Arterial blood gas changes during cardiac arrest and cardiopulmonary resuscitation combined with passive oxygenation/ventilation: a METI HPS study

OBJECTIVE: High-fidelity simulators can simulate physiological responses to medical interventions. The dynamics of the partial arterial pressure of oxygen (P(a)O(2)), partial arterial pressure of carbon dioxide (P(a)CO(2)), and oxygen pulse saturation (SpO(2)) during simulated cardiopulmonary resuscitation (CPR) were observed and compared with the results from the literature. METHODS: Three periods of cardiac arrest were simulated using the METI Human Patient Simulator™ (Medical Education Technologies, Inc., Sarasota, FL, USA): cardiac arrest, chest compression-only CPR, and chest compression-only CPR with continuous flow insufflation of oxygen (CFIO). RESULTS: In the first period, the observed values remained constant.
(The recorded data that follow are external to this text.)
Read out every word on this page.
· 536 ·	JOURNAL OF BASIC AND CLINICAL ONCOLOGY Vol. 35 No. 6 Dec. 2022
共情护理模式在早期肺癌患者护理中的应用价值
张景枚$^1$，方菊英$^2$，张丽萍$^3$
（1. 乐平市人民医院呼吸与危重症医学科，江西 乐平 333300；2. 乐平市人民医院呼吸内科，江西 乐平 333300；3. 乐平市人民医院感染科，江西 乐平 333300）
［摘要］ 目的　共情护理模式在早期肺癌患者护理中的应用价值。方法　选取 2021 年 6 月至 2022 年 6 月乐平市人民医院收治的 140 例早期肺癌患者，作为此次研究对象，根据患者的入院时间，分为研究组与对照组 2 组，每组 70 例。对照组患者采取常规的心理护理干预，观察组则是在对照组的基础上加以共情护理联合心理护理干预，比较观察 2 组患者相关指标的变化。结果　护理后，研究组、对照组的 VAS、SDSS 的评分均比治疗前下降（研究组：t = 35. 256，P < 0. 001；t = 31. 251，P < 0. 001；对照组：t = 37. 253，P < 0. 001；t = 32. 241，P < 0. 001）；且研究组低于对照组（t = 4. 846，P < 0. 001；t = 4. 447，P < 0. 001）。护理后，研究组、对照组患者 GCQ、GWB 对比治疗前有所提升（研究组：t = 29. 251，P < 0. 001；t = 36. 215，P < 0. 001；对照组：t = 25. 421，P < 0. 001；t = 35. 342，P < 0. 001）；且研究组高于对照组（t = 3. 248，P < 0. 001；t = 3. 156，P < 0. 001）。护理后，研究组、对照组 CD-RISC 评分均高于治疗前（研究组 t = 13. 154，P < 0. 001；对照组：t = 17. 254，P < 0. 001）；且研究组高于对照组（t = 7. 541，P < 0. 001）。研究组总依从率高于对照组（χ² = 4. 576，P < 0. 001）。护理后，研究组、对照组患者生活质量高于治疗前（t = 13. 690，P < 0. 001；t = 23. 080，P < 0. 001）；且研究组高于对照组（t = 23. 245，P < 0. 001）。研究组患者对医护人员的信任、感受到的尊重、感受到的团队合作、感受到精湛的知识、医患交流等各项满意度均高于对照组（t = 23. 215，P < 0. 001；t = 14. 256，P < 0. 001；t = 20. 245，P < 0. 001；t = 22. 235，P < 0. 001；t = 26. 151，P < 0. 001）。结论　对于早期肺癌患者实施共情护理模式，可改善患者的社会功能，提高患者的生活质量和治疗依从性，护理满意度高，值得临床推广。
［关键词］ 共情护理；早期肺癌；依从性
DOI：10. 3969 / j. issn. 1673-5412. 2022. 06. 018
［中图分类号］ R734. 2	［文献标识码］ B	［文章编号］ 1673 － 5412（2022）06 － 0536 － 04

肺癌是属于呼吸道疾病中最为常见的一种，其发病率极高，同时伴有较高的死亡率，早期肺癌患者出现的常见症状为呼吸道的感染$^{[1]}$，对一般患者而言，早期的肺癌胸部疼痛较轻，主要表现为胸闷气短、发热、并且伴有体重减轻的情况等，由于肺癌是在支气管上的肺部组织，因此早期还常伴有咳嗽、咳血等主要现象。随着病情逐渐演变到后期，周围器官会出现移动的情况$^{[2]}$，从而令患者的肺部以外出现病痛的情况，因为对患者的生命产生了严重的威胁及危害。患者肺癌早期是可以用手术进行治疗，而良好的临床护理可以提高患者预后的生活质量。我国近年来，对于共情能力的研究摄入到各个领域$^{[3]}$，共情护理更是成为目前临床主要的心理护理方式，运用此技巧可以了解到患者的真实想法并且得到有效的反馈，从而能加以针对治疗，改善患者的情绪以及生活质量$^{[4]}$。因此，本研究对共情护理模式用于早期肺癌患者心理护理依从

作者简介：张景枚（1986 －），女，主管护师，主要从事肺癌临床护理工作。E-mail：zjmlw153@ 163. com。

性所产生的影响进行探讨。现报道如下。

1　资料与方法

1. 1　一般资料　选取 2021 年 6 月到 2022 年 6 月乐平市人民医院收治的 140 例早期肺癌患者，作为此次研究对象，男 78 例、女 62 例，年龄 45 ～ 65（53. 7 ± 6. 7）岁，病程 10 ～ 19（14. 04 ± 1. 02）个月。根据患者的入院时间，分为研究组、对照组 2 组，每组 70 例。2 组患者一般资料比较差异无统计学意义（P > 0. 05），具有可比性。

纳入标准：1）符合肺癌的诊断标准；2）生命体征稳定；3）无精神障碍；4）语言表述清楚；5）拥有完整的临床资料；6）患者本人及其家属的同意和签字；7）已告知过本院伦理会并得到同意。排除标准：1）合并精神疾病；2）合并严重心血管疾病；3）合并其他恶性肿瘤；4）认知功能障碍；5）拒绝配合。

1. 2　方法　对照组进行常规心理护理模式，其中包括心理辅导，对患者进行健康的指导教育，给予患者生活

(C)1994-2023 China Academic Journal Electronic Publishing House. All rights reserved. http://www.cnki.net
In the second period, P(a)CO(2) started to rise and peaked at 63.5 mmHg. In the CFIO period, P(a)CO(2) slightly fell. P(a)O(2) and S(p)O(2) declined only in the second period, reaching their lowest values of 44 mmHg and 70%, respectively. In the CFIO period, P(a)O(2) began to rise and peaked at 614 mmHg. S(p)O(2) exceeded 94% after 2 minutes of CFIO. CONCLUSIONS: The METI Human Patient Simulator™ accurately simulated the dynamics of changes in P(a)CO(2). Use of this METI oxygenation model has some limitations because the simulated levels of P(a)O(2) and S(p)O(2) during cardiac arrest correlate poorly with the results from published studies.